While each of the pendants pictured at left stands on its own quite capably, they're shown here together because they were designed and executed simultaneously as part of an exercise that I was doing to come up with distinctive and graphically strong pieces that contained the same essential elements. Each piece is about the size of a quarter.
The piece at the top left was actually inspired by my own star--people seemed to really like it, but I wasn't going to be selling people a piece of jewelry whose central design was my mark. I'm not Louis Vuitton yet. The way that the חי (chai) extends beyond the boundaries of the star itself is a pleasing use of negative space.
Taking that idea to the extreme, the piece below it at the bottom left uses the negative space within and in excess of the star's boundaries to show the outline of a hamsa. One of the things that I like about this design is that although graphically both shapes are very bold--the hamsa and the star "behind" it--the piece itself is actually very delicate. There's way more negative space than there is metal in the design, and when held in the hand the piece is practically etherial.
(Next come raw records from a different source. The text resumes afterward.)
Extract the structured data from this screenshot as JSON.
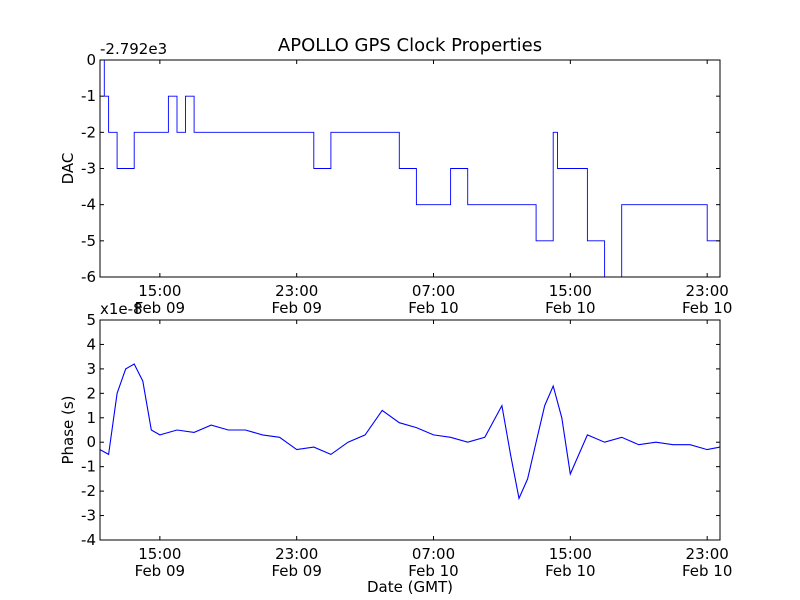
{
  "figure_title": "APOLLO GPS Clock Properties",
  "colors": {
    "line": "#0000ff",
    "axes": "#000000",
    "background": "#ffffff"
  },
  "chart_data": [
    {
      "type": "line",
      "title": "APOLLO GPS Clock Properties",
      "ylabel": "DAC",
      "xlabel": "",
      "offset_text": "-2.792e3",
      "xlim": [
        "2013-02-09T11:30",
        "2013-02-10T23:45"
      ],
      "ylim": [
        -6,
        0
      ],
      "yticks": [
        0,
        -1,
        -2,
        -3,
        -4,
        -5,
        -6
      ],
      "ytick_labels": [
        "0",
        "-1",
        "-2",
        "-3",
        "-4",
        "-5",
        "-6"
      ],
      "xticks": [
        "2013-02-09T15:00",
        "2013-02-09T23:00",
        "2013-02-10T07:00",
        "2013-02-10T15:00",
        "2013-02-10T23:00"
      ],
      "xtick_labels": [
        [
          "15:00",
          "Feb 09"
        ],
        [
          "23:00",
          "Feb 09"
        ],
        [
          "07:00",
          "Feb 10"
        ],
        [
          "15:00",
          "Feb 10"
        ],
        [
          "23:00",
          "Feb 10"
        ]
      ],
      "grid": false,
      "series": [
        {
          "x": [
            "2013-02-09T11:30",
            "2013-02-09T11:45",
            "2013-02-09T12:00",
            "2013-02-09T12:15",
            "2013-02-09T12:30",
            "2013-02-09T13:00",
            "2013-02-09T13:30",
            "2013-02-09T14:00",
            "2013-02-09T14:30",
            "2013-02-09T15:00",
            "2013-02-09T15:30",
            "2013-02-09T16:00",
            "2013-02-09T16:30",
            "2013-02-09T17:00",
            "2013-02-09T18:00",
            "2013-02-09T19:00",
            "2013-02-09T20:00",
            "2013-02-09T21:00",
            "2013-02-09T22:00",
            "2013-02-09T23:00",
            "2013-02-10T00:00",
            "2013-02-10T01:00",
            "2013-02-10T02:00",
            "2013-02-10T03:00",
            "2013-02-10T04:00",
            "2013-02-10T05:00",
            "2013-02-10T06:00",
            "2013-02-10T07:00",
            "2013-02-10T08:00",
            "2013-02-10T09:00",
            "2013-02-10T10:00",
            "2013-02-10T11:00",
            "2013-02-10T12:00",
            "2013-02-10T13:00",
            "2013-02-10T14:00",
            "2013-02-10T14:15",
            "2013-02-10T15:00",
            "2013-02-10T16:00",
            "2013-02-10T17:00",
            "2013-02-10T18:00",
            "2013-02-10T19:00",
            "2013-02-10T20:00",
            "2013-02-10T21:00",
            "2013-02-10T22:00",
            "2013-02-10T23:00",
            "2013-02-10T23:45"
          ],
          "y": [
            0,
            -1,
            -2,
            -2,
            -3,
            -3,
            -2,
            -2,
            -2,
            -2,
            -1,
            -2,
            -1,
            -2,
            -2,
            -2,
            -2,
            -2,
            -2,
            -2,
            -3,
            -2,
            -2,
            -2,
            -2,
            -3,
            -4,
            -4,
            -3,
            -4,
            -4,
            -4,
            -4,
            -5,
            -2,
            -3,
            -3,
            -5,
            -6,
            -4,
            -4,
            -4,
            -4,
            -4,
            -5,
            -5
          ]
        }
      ]
    },
    {
      "type": "line",
      "title": "",
      "ylabel": "Phase (s)",
      "xlabel": "Date (GMT)",
      "offset_text": "x1e-8",
      "xlim": [
        "2013-02-09T11:30",
        "2013-02-10T23:45"
      ],
      "ylim": [
        -4,
        5
      ],
      "yticks": [
        5,
        4,
        3,
        2,
        1,
        0,
        -1,
        -2,
        -3,
        -4
      ],
      "ytick_labels": [
        "5",
        "4",
        "3",
        "2",
        "1",
        "0",
        "-1",
        "-2",
        "-3",
        "-4"
      ],
      "xticks": [
        "2013-02-09T15:00",
        "2013-02-09T23:00",
        "2013-02-10T07:00",
        "2013-02-10T15:00",
        "2013-02-10T23:00"
      ],
      "xtick_labels": [
        [
          "15:00",
          "Feb 09"
        ],
        [
          "23:00",
          "Feb 09"
        ],
        [
          "07:00",
          "Feb 10"
        ],
        [
          "15:00",
          "Feb 10"
        ],
        [
          "23:00",
          "Feb 10"
        ]
      ],
      "grid": false,
      "series": [
        {
          "x": [
            "2013-02-09T11:30",
            "2013-02-09T12:00",
            "2013-02-09T12:30",
            "2013-02-09T13:00",
            "2013-02-09T13:30",
            "2013-02-09T14:00",
            "2013-02-09T14:30",
            "2013-02-09T15:00",
            "2013-02-09T16:00",
            "2013-02-09T17:00",
            "2013-02-09T18:00",
            "2013-02-09T19:00",
            "2013-02-09T20:00",
            "2013-02-09T21:00",
            "2013-02-09T22:00",
            "2013-02-09T23:00",
            "2013-02-10T00:00",
            "2013-02-10T01:00",
            "2013-02-10T02:00",
            "2013-02-10T03:00",
            "2013-02-10T04:00",
            "2013-02-10T05:00",
            "2013-02-10T06:00",
            "2013-02-10T07:00",
            "2013-02-10T08:00",
            "2013-02-10T09:00",
            "2013-02-10T10:00",
            "2013-02-10T11:00",
            "2013-02-10T11:30",
            "2013-02-10T12:00",
            "2013-02-10T12:30",
            "2013-02-10T13:00",
            "2013-02-10T13:30",
            "2013-02-10T14:00",
            "2013-02-10T14:30",
            "2013-02-10T15:00",
            "2013-02-10T16:00",
            "2013-02-10T17:00",
            "2013-02-10T18:00",
            "2013-02-10T19:00",
            "2013-02-10T20:00",
            "2013-02-10T21:00",
            "2013-02-10T22:00",
            "2013-02-10T23:00",
            "2013-02-10T23:45"
          ],
          "y": [
            -0.3,
            -0.5,
            2.0,
            3.0,
            3.2,
            2.5,
            0.5,
            0.3,
            0.5,
            0.4,
            0.7,
            0.5,
            0.5,
            0.3,
            0.2,
            -0.3,
            -0.2,
            -0.5,
            0.0,
            0.3,
            1.3,
            0.8,
            0.6,
            0.3,
            0.2,
            0.0,
            0.2,
            1.5,
            -0.5,
            -2.3,
            -1.5,
            0.0,
            1.5,
            2.3,
            1.0,
            -1.3,
            0.3,
            0.0,
            0.2,
            -0.1,
            0.0,
            -0.1,
            -0.1,
            -0.3,
            -0.2
          ]
        }
      ]
    }
  ]
}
The piece at the top right takes the same two shapes and sharply reins in the enveloping negative space of the hamsa in the pendant described above. Here, the drama of the piece is partly in the relatively vast expanse of plain, undecorated silver in the star. The offset of the tiny hamsa in it was inspired by an unusual Japanese mon (family crest) from the Heian period which features a suhama (circle-based) shape with a tiny hanabishi (flower diamond) shape offset to the right edge. I thought it would be interesting to do something similar with common Judaic motifs.
The hamsa at the bottom right was an answer of sorts to the previous three, which had all used negative space to create the shape within the shape. I used the same font that I used in the star/chai at the top left, and set it inside the outline of a hamsa which had been empty in the two previous designs.